Born in 1917 in Berlin-Lichtenrade, Eberhardt Brucks grew up in a religious family, whose middle class existence was destroyed because of the Great Depression.

The tense economical family situation and a congenital handicap lead to Eberhardt Brucks’ early escape to an alternative world, which he found through cinema and literature. In 1936 he started his education as a costume and stage desginer at the Textil- und Modeschule (Textiles and Fashion Academy) of Berlin.
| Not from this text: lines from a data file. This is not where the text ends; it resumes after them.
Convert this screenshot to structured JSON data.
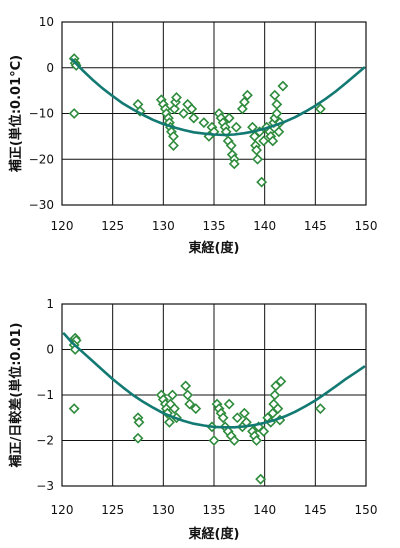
{
  "colors": {
    "marker": "#2e8b3c",
    "curve": "#137a73",
    "grid": "#111111",
    "text": "#111111"
  },
  "chart_data": [
    {
      "type": "scatter",
      "xlabel": "東経(度)",
      "ylabel": "補正(単位:0.01°C)",
      "xlim": [
        120,
        150
      ],
      "ylim": [
        -30,
        10
      ],
      "x_ticks": [
        "120",
        "125",
        "130",
        "135",
        "140",
        "145",
        "150"
      ],
      "y_ticks": [
        "10",
        "0",
        "−10",
        "−20",
        "−30"
      ],
      "x_tick_values": [
        120,
        125,
        130,
        135,
        140,
        145,
        150
      ],
      "y_tick_values": [
        10,
        0,
        -10,
        -20,
        -30
      ],
      "marker": "diamond",
      "grid": true,
      "points": [
        [
          121.2,
          2
        ],
        [
          121.3,
          1
        ],
        [
          121.4,
          0.5
        ],
        [
          121.2,
          -10
        ],
        [
          127.5,
          -8
        ],
        [
          127.7,
          -9.5
        ],
        [
          129.8,
          -7
        ],
        [
          130.0,
          -8
        ],
        [
          130.2,
          -9
        ],
        [
          130.3,
          -10
        ],
        [
          130.5,
          -11
        ],
        [
          130.6,
          -12
        ],
        [
          130.7,
          -13
        ],
        [
          130.8,
          -14
        ],
        [
          131.0,
          -15
        ],
        [
          131.0,
          -17
        ],
        [
          131.1,
          -9
        ],
        [
          131.2,
          -7.5
        ],
        [
          131.3,
          -6.5
        ],
        [
          132.0,
          -10
        ],
        [
          132.4,
          -8
        ],
        [
          132.8,
          -9
        ],
        [
          133.0,
          -11
        ],
        [
          134.0,
          -12
        ],
        [
          134.5,
          -15
        ],
        [
          134.8,
          -13
        ],
        [
          135.0,
          -14
        ],
        [
          135.5,
          -10
        ],
        [
          135.7,
          -11
        ],
        [
          135.9,
          -12
        ],
        [
          136.1,
          -13
        ],
        [
          136.2,
          -14
        ],
        [
          136.4,
          -16
        ],
        [
          136.5,
          -11
        ],
        [
          136.7,
          -17
        ],
        [
          136.8,
          -19
        ],
        [
          137.0,
          -20
        ],
        [
          137.0,
          -21
        ],
        [
          137.2,
          -13
        ],
        [
          137.8,
          -9
        ],
        [
          138.0,
          -7.5
        ],
        [
          138.3,
          -6
        ],
        [
          138.8,
          -13
        ],
        [
          139.0,
          -15
        ],
        [
          139.1,
          -17
        ],
        [
          139.2,
          -18
        ],
        [
          139.3,
          -20
        ],
        [
          139.5,
          -14
        ],
        [
          139.7,
          -25
        ],
        [
          139.9,
          -16
        ],
        [
          140.2,
          -13
        ],
        [
          140.5,
          -14
        ],
        [
          140.6,
          -15
        ],
        [
          140.8,
          -16
        ],
        [
          140.9,
          -12
        ],
        [
          141.0,
          -11
        ],
        [
          141.0,
          -6
        ],
        [
          141.2,
          -8
        ],
        [
          141.2,
          -10
        ],
        [
          141.4,
          -14
        ],
        [
          141.5,
          -12
        ],
        [
          141.8,
          -4
        ],
        [
          145.5,
          -9
        ]
      ],
      "fit_curve": [
        [
          121,
          1.8
        ],
        [
          122,
          -0.5
        ],
        [
          123,
          -2.6
        ],
        [
          124,
          -4.5
        ],
        [
          125,
          -6.2
        ],
        [
          126,
          -7.8
        ],
        [
          127,
          -9.1
        ],
        [
          128,
          -10.3
        ],
        [
          129,
          -11.4
        ],
        [
          130,
          -12.3
        ],
        [
          131,
          -13.0
        ],
        [
          132,
          -13.6
        ],
        [
          133,
          -14.1
        ],
        [
          134,
          -14.4
        ],
        [
          135,
          -14.6
        ],
        [
          136,
          -14.7
        ],
        [
          137,
          -14.6
        ],
        [
          138,
          -14.3
        ],
        [
          139,
          -13.9
        ],
        [
          140,
          -13.3
        ],
        [
          141,
          -12.6
        ],
        [
          142,
          -11.8
        ],
        [
          143,
          -10.8
        ],
        [
          144,
          -9.6
        ],
        [
          145,
          -8.3
        ],
        [
          146,
          -6.8
        ],
        [
          147,
          -5.2
        ],
        [
          148,
          -3.4
        ],
        [
          149,
          -1.5
        ],
        [
          149.8,
          0
        ]
      ]
    },
    {
      "type": "scatter",
      "xlabel": "東経(度)",
      "ylabel": "補正/日較差(単位:0.01)",
      "xlim": [
        120,
        150
      ],
      "ylim": [
        -3,
        1
      ],
      "x_ticks": [
        "120",
        "125",
        "130",
        "135",
        "140",
        "145",
        "150"
      ],
      "y_ticks": [
        "1",
        "0",
        "−1",
        "−2",
        "−3"
      ],
      "x_tick_values": [
        120,
        125,
        130,
        135,
        140,
        145,
        150
      ],
      "y_tick_values": [
        1,
        0,
        -1,
        -2,
        -3
      ],
      "marker": "diamond",
      "grid": true,
      "points": [
        [
          121.3,
          0.25
        ],
        [
          121.4,
          0.2
        ],
        [
          121.2,
          0.1
        ],
        [
          121.3,
          0.0
        ],
        [
          121.2,
          -1.3
        ],
        [
          127.5,
          -1.5
        ],
        [
          127.6,
          -1.6
        ],
        [
          127.5,
          -1.95
        ],
        [
          129.8,
          -1.0
        ],
        [
          130.0,
          -1.1
        ],
        [
          130.2,
          -1.2
        ],
        [
          130.3,
          -1.3
        ],
        [
          130.4,
          -1.4
        ],
        [
          130.6,
          -1.6
        ],
        [
          130.7,
          -1.2
        ],
        [
          130.9,
          -1.0
        ],
        [
          131.1,
          -1.3
        ],
        [
          131.3,
          -1.5
        ],
        [
          132.2,
          -0.8
        ],
        [
          132.4,
          -1.0
        ],
        [
          132.6,
          -1.2
        ],
        [
          133.2,
          -1.3
        ],
        [
          134.8,
          -1.7
        ],
        [
          135.0,
          -2.0
        ],
        [
          135.3,
          -1.2
        ],
        [
          135.5,
          -1.3
        ],
        [
          135.7,
          -1.4
        ],
        [
          135.9,
          -1.5
        ],
        [
          136.1,
          -1.7
        ],
        [
          136.4,
          -1.8
        ],
        [
          136.5,
          -1.2
        ],
        [
          136.7,
          -1.9
        ],
        [
          137.0,
          -2.0
        ],
        [
          137.3,
          -1.5
        ],
        [
          137.8,
          -1.7
        ],
        [
          138.0,
          -1.4
        ],
        [
          138.2,
          -1.6
        ],
        [
          138.8,
          -1.8
        ],
        [
          139.0,
          -1.9
        ],
        [
          139.2,
          -2.0
        ],
        [
          139.4,
          -1.7
        ],
        [
          139.6,
          -2.85
        ],
        [
          139.9,
          -1.8
        ],
        [
          140.3,
          -1.5
        ],
        [
          140.6,
          -1.6
        ],
        [
          140.8,
          -1.4
        ],
        [
          140.9,
          -1.2
        ],
        [
          141.0,
          -1.0
        ],
        [
          141.1,
          -0.8
        ],
        [
          141.3,
          -1.3
        ],
        [
          141.5,
          -1.55
        ],
        [
          141.6,
          -0.7
        ],
        [
          145.5,
          -1.3
        ]
      ],
      "fit_curve": [
        [
          120.2,
          0.35
        ],
        [
          121,
          0.15
        ],
        [
          122,
          -0.05
        ],
        [
          123,
          -0.25
        ],
        [
          124,
          -0.45
        ],
        [
          125,
          -0.65
        ],
        [
          126,
          -0.83
        ],
        [
          127,
          -1.0
        ],
        [
          128,
          -1.15
        ],
        [
          129,
          -1.28
        ],
        [
          130,
          -1.4
        ],
        [
          131,
          -1.49
        ],
        [
          132,
          -1.57
        ],
        [
          133,
          -1.63
        ],
        [
          134,
          -1.67
        ],
        [
          135,
          -1.7
        ],
        [
          136,
          -1.71
        ],
        [
          137,
          -1.71
        ],
        [
          138,
          -1.69
        ],
        [
          139,
          -1.66
        ],
        [
          140,
          -1.61
        ],
        [
          141,
          -1.55
        ],
        [
          142,
          -1.47
        ],
        [
          143,
          -1.37
        ],
        [
          144,
          -1.25
        ],
        [
          145,
          -1.12
        ],
        [
          146,
          -0.97
        ],
        [
          147,
          -0.81
        ],
        [
          148,
          -0.65
        ],
        [
          149,
          -0.5
        ],
        [
          149.8,
          -0.38
        ]
      ]
    }
  ]
}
In 1938, just before completing his study, he had to appear before the Arbeitsdienst (Voluntary Service) followed by the conscription into the army as a soldier. Until 1945 he was stationed in the vicinity of Berlin, because of his handicap he was not fit to be sent to the front.Yet he tried to complete his interrupted education by signing up to courses at the Hochschule für Bildende Künste (Academy for Visual Arts). In spite of the pressure of persecution, Brucks succeeded to live his sexual needs and wishes in a punctual way. Especially, in the metropole of Berlin the anonimity of the saunas guaranteed a certain protection.

After the war he started with his exhibitions and in 1947 he became known through the illustrations he made for E.T.A. Hoffmann. The life long occupation with Hoffmanns romantic world, offered him a relying spiritual retreat.

In 1948 Brucks went to Switzerland for one year. There he got in touch with the gay organisation Der Kreis (The Circle), for which he made drawings for their magazine. After that he also worked for the German gay movement. In 1954 Brucks illustrated the brochure Strichjunge Karl (Rent boy Karl), which dealt with male prostitution. Extensively concealed by the press, this publication had dramatic results: the author Botho Laserstein went to prison and committed suicide, the publisher Christian Hansen Schmidt had to go for bankrupcy.

Between 1954 and 1961 Brucks worked as an extra at the Volksbühne (Peoples’ Theater) in East-Berlin, simultaneous he started working as a portrait photographer. After the erection of the Berlin Wall he became an extra at the Film in West-Berlin and from 1964 till 1970 he was active for the Berufsverband Bildender Künstler (Association of Visual Artists).

Both short and long term relationships were part of the artists’ life, until the Berliner Hans Pählke came into his life. This important relationship lasted more than ten years, but ended in a dramatically way: in 1963 Pählke took his own life. Consecutively, a strengthened Brucks turned himself into art production an experimented with new techniques like for instance wax crayon. He had his last personal exhibition in 1987 in Frankfurt/Main. Today he is still living in his parents’ house in Berlin.

The exhibition features hundreds of drawings, photographs and other documents of his collection, the artistic and personal life of Eberhardt Brucks.

A book about his life is in preparation, and will probably be published in June 2008.

We would like to thank Eberhardt Brucks for the generous support to our work.